There are only marginal differences with the above case for reading.
TOSTOP prevents background processes to write on their controlling terminal. The actual action is the same as with READ or IOCTL. But since it happens within VFS, we must remember the current value of that TOSTOP flag (which is part of the local control flags of the termios structure); so we also intercept the IOCTL TCSETS which is the only way to affect this flag.
Another difference with SIGTTIN is that if the signal is ignored or masked, the operation is allowed (in contrast to the EIO error code returned to a reading process), without any signal being delivered.
The last piece of the puzzle is when a foreground application is suspended on its controlling tty, waiting for some input, and meanwhile is sent to the background: it should then free the tty task to allow another new foreground process to read. This is done sending a CANCEL message to the task, and then be putting the now backgrounded process in the FP_BLOCKED_ON_BGIO state.
This is still WIP.
The configure script should figure it out automatically. Recompile, check config.h for a definition of JOBS, do some testing to ensure it works.
bin/ksh (imported NetBSD) is just a modified version of pdksh with the configure script and a few other things removed/changed. To enable job control, you need to update config.h
. To update the config.h
file to enable job control, the config.h
generated by shells/pdksh needs to be copied over to /usr/src/bin/ksh/config.h
.
There is a Minix config file shipped with tcsh in the config directory. You need to set POSIXJOBS and/or BSDJOBS as appropriate. After testing, upstream the changes.

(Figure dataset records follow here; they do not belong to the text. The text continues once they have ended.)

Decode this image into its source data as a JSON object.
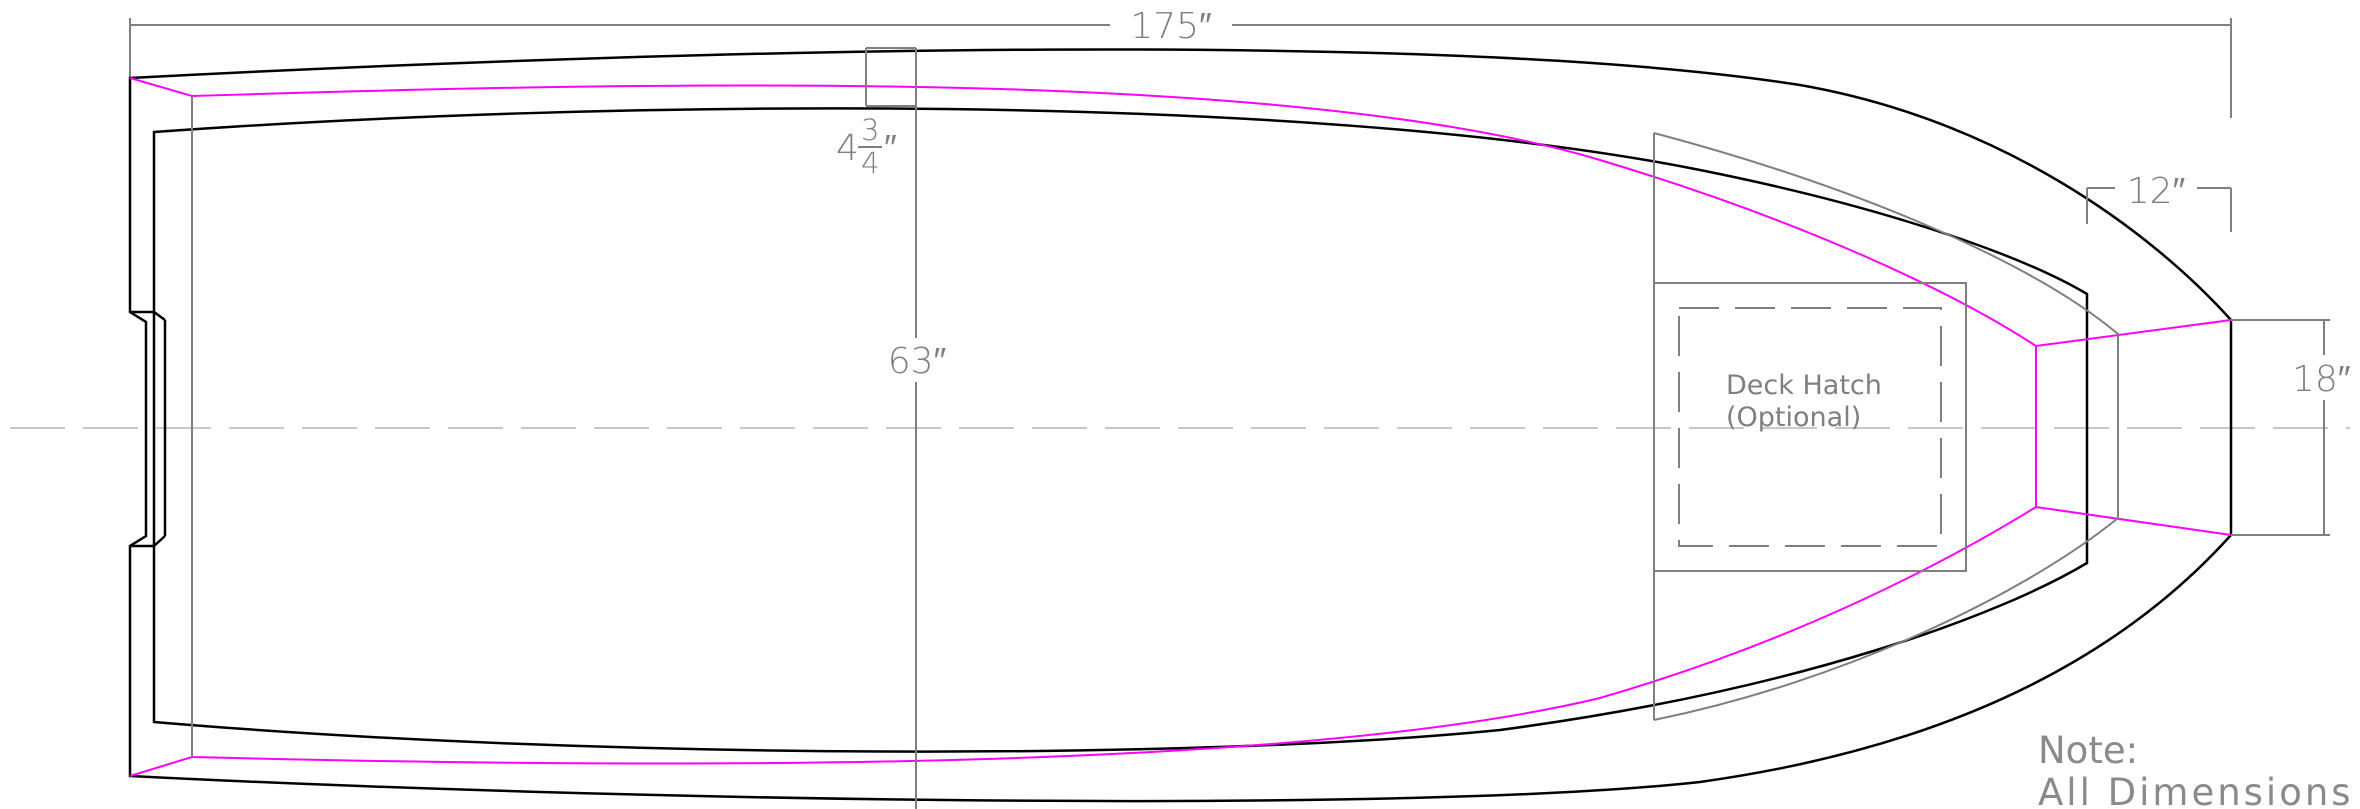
{
  "colors": {
    "background": "#ffffff",
    "outline": "#000000",
    "inner_chine": "#ff00ff",
    "construction": "#7f7f7f",
    "centerline": "#c8c8c8"
  },
  "dimensions": {
    "overall_length": "175″",
    "beam": "63″",
    "side_width_whole": "4",
    "side_width_num": "3",
    "side_width_den": "4",
    "side_width_unit": "″",
    "bow_offset": "12″",
    "bow_width": "18″"
  },
  "hatch": {
    "line1": "Deck Hatch",
    "line2": "(Optional)"
  },
  "note": {
    "title": "Note:",
    "body": "All Dimensions a"
  }
}
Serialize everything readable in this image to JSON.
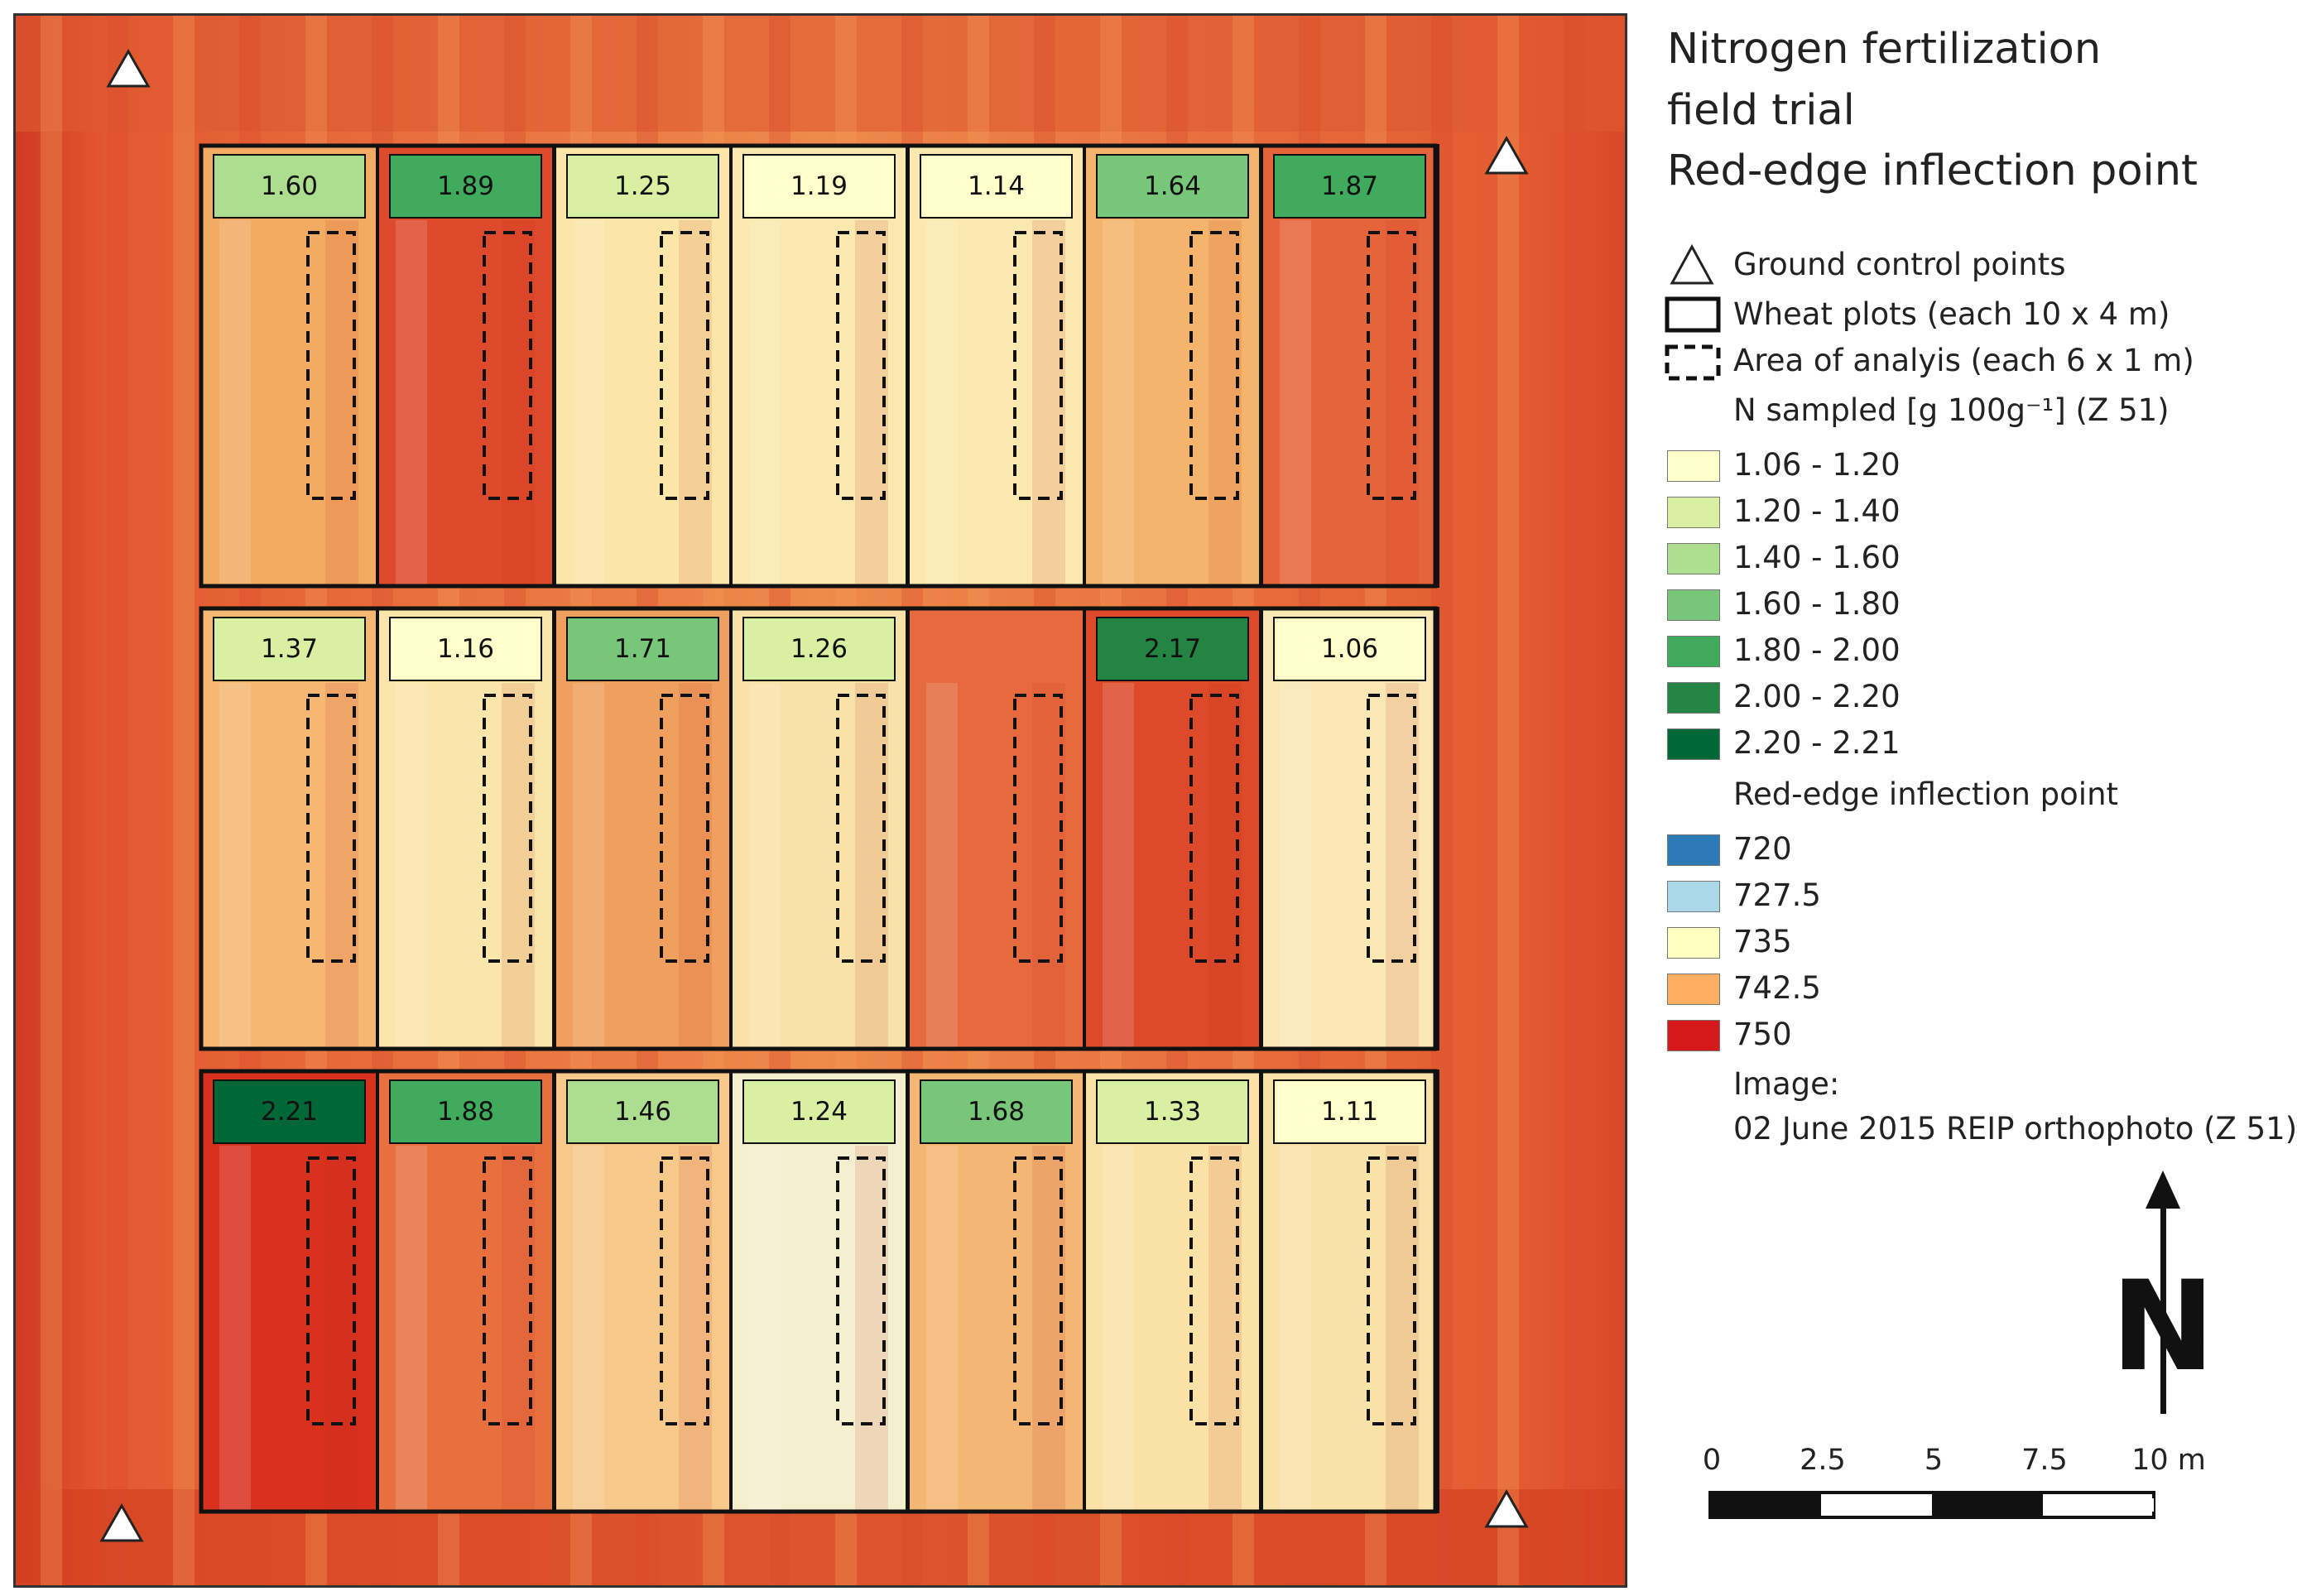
{
  "legend": {
    "title": [
      "Nitrogen fertilization",
      "field trial",
      "Red-edge inflection point"
    ],
    "symbols": {
      "gcp": "Ground control points",
      "plots": "Wheat plots (each 10 x 4 m)",
      "analysis": "Area of analyis (each 6 x 1 m)"
    },
    "n_title": "N sampled [g 100g⁻¹] (Z 51)",
    "n_classes": [
      {
        "label": "1.06 - 1.20",
        "color": "#ffffcc"
      },
      {
        "label": "1.20 - 1.40",
        "color": "#d9f0a3"
      },
      {
        "label": "1.40 - 1.60",
        "color": "#addd8e"
      },
      {
        "label": "1.60 - 1.80",
        "color": "#78c679"
      },
      {
        "label": "1.80 - 2.00",
        "color": "#41ab5d"
      },
      {
        "label": "2.00 - 2.20",
        "color": "#238443"
      },
      {
        "label": "2.20 - 2.21",
        "color": "#006837"
      }
    ],
    "reip_title": "Red-edge inflection point",
    "reip_classes": [
      {
        "label": "720",
        "color": "#2c7bb6"
      },
      {
        "label": "727.5",
        "color": "#abd9e9"
      },
      {
        "label": "735",
        "color": "#ffffbf"
      },
      {
        "label": "742.5",
        "color": "#fdae61"
      },
      {
        "label": "750",
        "color": "#d7191c"
      }
    ],
    "image_title": "Image:",
    "image_desc": "02 June 2015 REIP orthophoto (Z 51)"
  },
  "north_arrow": {
    "letter": "N"
  },
  "scale_bar": {
    "labels": [
      "0",
      "2.5",
      "5",
      "7.5",
      "10 m"
    ]
  },
  "plots": {
    "rows": [
      {
        "values": [
          "1.60",
          "1.89",
          "1.25",
          "1.19",
          "1.14",
          "1.64",
          "1.87"
        ],
        "colors": [
          "#addd8e",
          "#41ab5d",
          "#d9f0a3",
          "#ffffcc",
          "#ffffcc",
          "#78c679",
          "#41ab5d"
        ]
      },
      {
        "values": [
          "1.37",
          "1.16",
          "1.71",
          "1.26",
          "",
          "2.17",
          "1.06"
        ],
        "colors": [
          "#d9f0a3",
          "#ffffcc",
          "#78c679",
          "#d9f0a3",
          "",
          "#238443",
          "#ffffcc"
        ]
      },
      {
        "values": [
          "2.21",
          "1.88",
          "1.46",
          "1.24",
          "1.68",
          "1.33",
          "1.11"
        ],
        "colors": [
          "#006837",
          "#41ab5d",
          "#addd8e",
          "#d9f0a3",
          "#78c679",
          "#d9f0a3",
          "#ffffcc"
        ]
      }
    ],
    "reip_tone": [
      [
        "#f3aa62",
        "#de4a2c",
        "#fbe6a8",
        "#fae8ae",
        "#fae8ae",
        "#f4b46c",
        "#e6643a"
      ],
      [
        "#f5b772",
        "#fae6aa",
        "#f0a05e",
        "#f8e2a8",
        "#e66a3e",
        "#dc4a2a",
        "#f9e8b4"
      ],
      [
        "#d8321f",
        "#e8703f",
        "#f6c88a",
        "#f3efcf",
        "#f3b673",
        "#fae2a6",
        "#f8e2a8"
      ]
    ]
  }
}
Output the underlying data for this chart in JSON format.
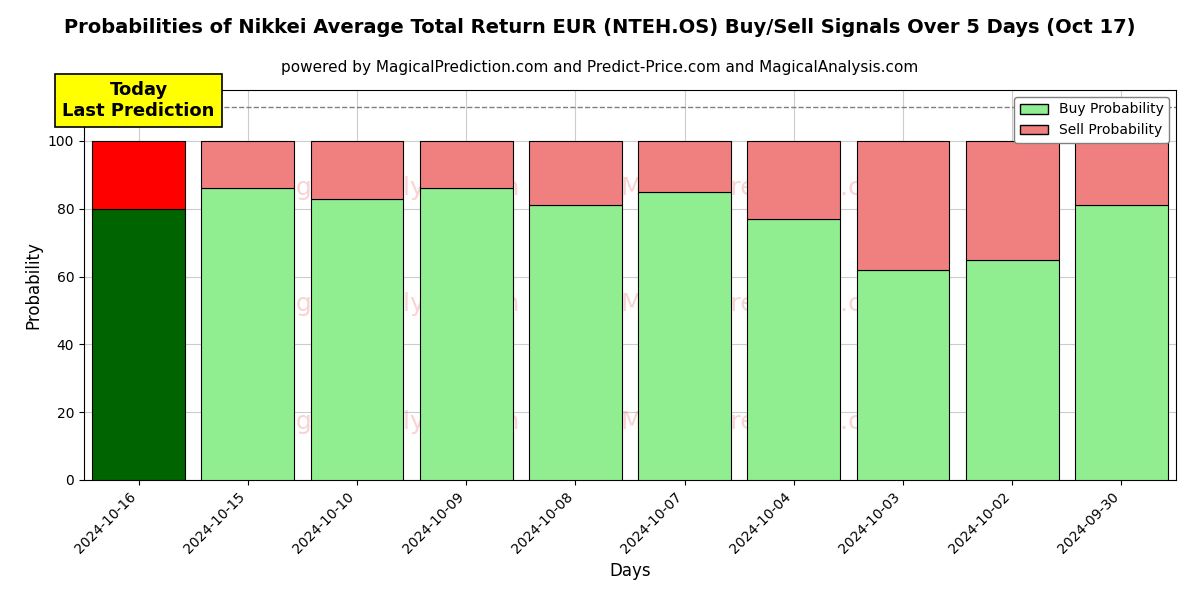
{
  "title": "Probabilities of Nikkei Average Total Return EUR (NTEH.OS) Buy/Sell Signals Over 5 Days (Oct 17)",
  "subtitle": "powered by MagicalPrediction.com and Predict-Price.com and MagicalAnalysis.com",
  "xlabel": "Days",
  "ylabel": "Probability",
  "categories": [
    "2024-10-16",
    "2024-10-15",
    "2024-10-10",
    "2024-10-09",
    "2024-10-08",
    "2024-10-07",
    "2024-10-04",
    "2024-10-03",
    "2024-10-02",
    "2024-09-30"
  ],
  "buy_values": [
    80,
    86,
    83,
    86,
    81,
    85,
    77,
    62,
    65,
    81
  ],
  "sell_values": [
    20,
    14,
    17,
    14,
    19,
    15,
    23,
    38,
    35,
    19
  ],
  "first_bar_buy_color": "#006400",
  "first_bar_sell_color": "#ff0000",
  "buy_color": "#90EE90",
  "sell_color": "#f08080",
  "bar_edge_color": "#000000",
  "background_color": "#ffffff",
  "grid_color": "#cccccc",
  "annotation_text": "Today\nLast Prediction",
  "annotation_bg_color": "#ffff00",
  "dashed_line_y": 110,
  "ylim": [
    0,
    115
  ],
  "yticks": [
    0,
    20,
    40,
    60,
    80,
    100
  ],
  "legend_buy_label": "Buy Probability",
  "legend_sell_label": "Sell Probability",
  "watermark_color": "#f08080",
  "watermark_alpha": 0.35,
  "title_fontsize": 14,
  "subtitle_fontsize": 11,
  "axis_label_fontsize": 12,
  "tick_fontsize": 10,
  "annotation_fontsize": 13
}
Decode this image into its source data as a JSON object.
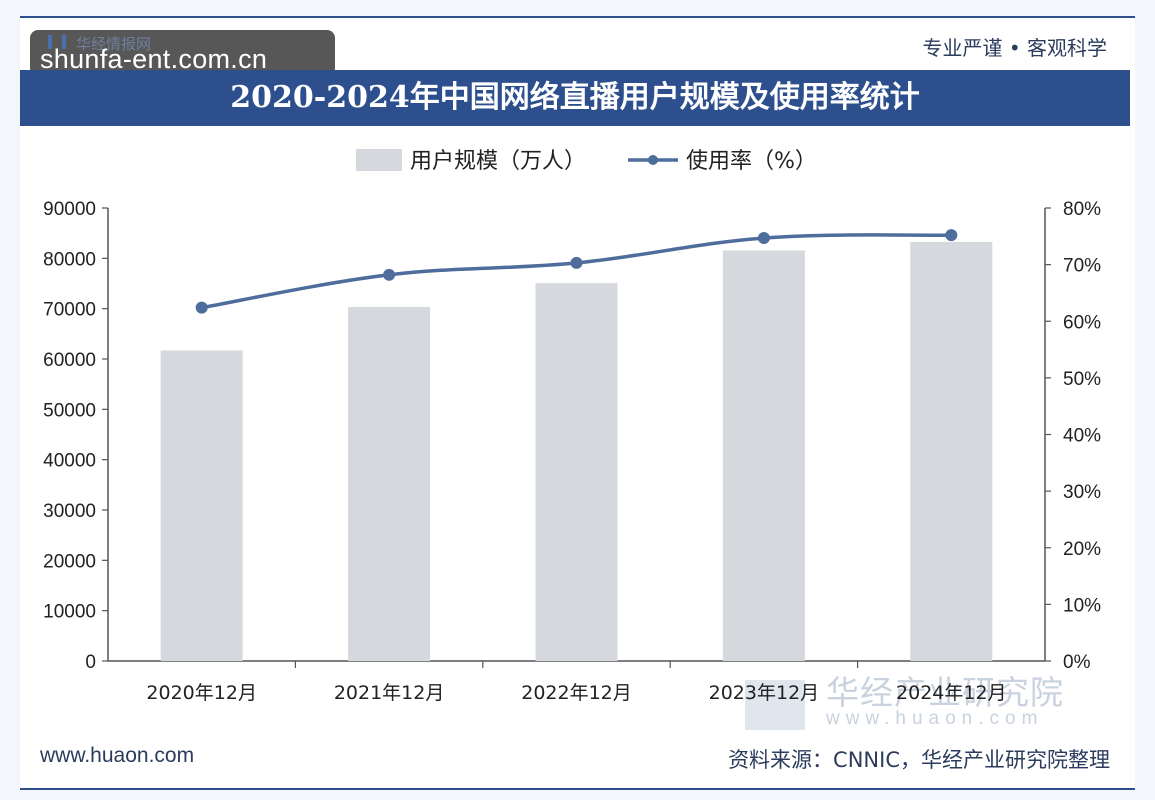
{
  "header": {
    "watermark_site": "shunfa-ent.com.cn",
    "logo_text": "华经情报网",
    "tagline": "专业严谨 • 客观科学",
    "title": "2020-2024年中国网络直播用户规模及使用率统计"
  },
  "footer": {
    "website": "www.huaon.com",
    "source": "资料来源：CNNIC，华经产业研究院整理"
  },
  "watermark": {
    "name": "华经产业研究院",
    "url": "www.huaon.com"
  },
  "chart_data": {
    "type": "bar",
    "title": "2020-2024年中国网络直播用户规模及使用率统计",
    "categories": [
      "2020年12月",
      "2021年12月",
      "2022年12月",
      "2023年12月",
      "2024年12月"
    ],
    "series": [
      {
        "name": "用户规模（万人）",
        "type": "bar",
        "axis": "left",
        "values": [
          61685,
          70337,
          75065,
          81566,
          83279
        ],
        "color": "#d5d8dd"
      },
      {
        "name": "使用率（%）",
        "type": "line",
        "axis": "right",
        "values": [
          62.4,
          68.2,
          70.3,
          74.7,
          75.2
        ],
        "color": "#4e6d9c"
      }
    ],
    "y_left": {
      "ylim": [
        0,
        90000
      ],
      "ticks": [
        "0",
        "10000",
        "20000",
        "30000",
        "40000",
        "50000",
        "60000",
        "70000",
        "80000",
        "90000"
      ]
    },
    "y_right": {
      "ylim": [
        0,
        80
      ],
      "ticks": [
        "0%",
        "10%",
        "20%",
        "30%",
        "40%",
        "50%",
        "60%",
        "70%",
        "80%"
      ]
    },
    "grid": false,
    "legend_position": "top-center"
  }
}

bash provides a simple configure script switch. To enable job control, just edit the package Makefile so that CONFIGURE_ARGS is set with –enable-job-control instead of –disable-job-control.
spawni.c from gnulib contains a call to setpgid(). The call to setpgid() in spawni.c has been commented out in devel/m4 and devel/bison. Those two patches haven't been upstreamed, and can be dropped once Minix has setpgid() support. It would also be prudent to check with upstream gnulib. At least one developer has been working on formal Minix support (i.e. porting all of the gnulib replacement functions).
Not yet implemented.
Testing is probably the hardest part of the whole project. Here are some tips or ideas on how to test job control. The list is incomplete, but it might give some ideas for where to start.
Don't pass over the obvious thing, try out some of the job control features of the shells listed above.
zsh ships with a test file called “job-control-tests” in the Misc directory that is supposed to be run interactively. Try it out. It might be useful to check the sources of other shells for additional job control test code.
It may require a little porting work, but there is a tool called cpulimit which uses job control to start and stop a process in order to limit the percentage of CPU time it gets. The code's on github (here). You could use cpulimit to limit a cpu heavy application (sysutils/cpuburn for example or even just a tight infinite loop that does floating point math). That might help expose some bugs.
The glibc manual has a section titled Implementing a Shell. You could probably learn enough about shells and job control to implement a simple shell that supports job control (no fancy stuff like if/while/variables/…). You could write some sort of script to execute within the shell which tests job control. Alternatively, you could take an existing shell and add debugging commands to it which would help with job control testing. Either way, if the test is to be included in the Minix source tree, be sure it's compatible with the Minix license terms.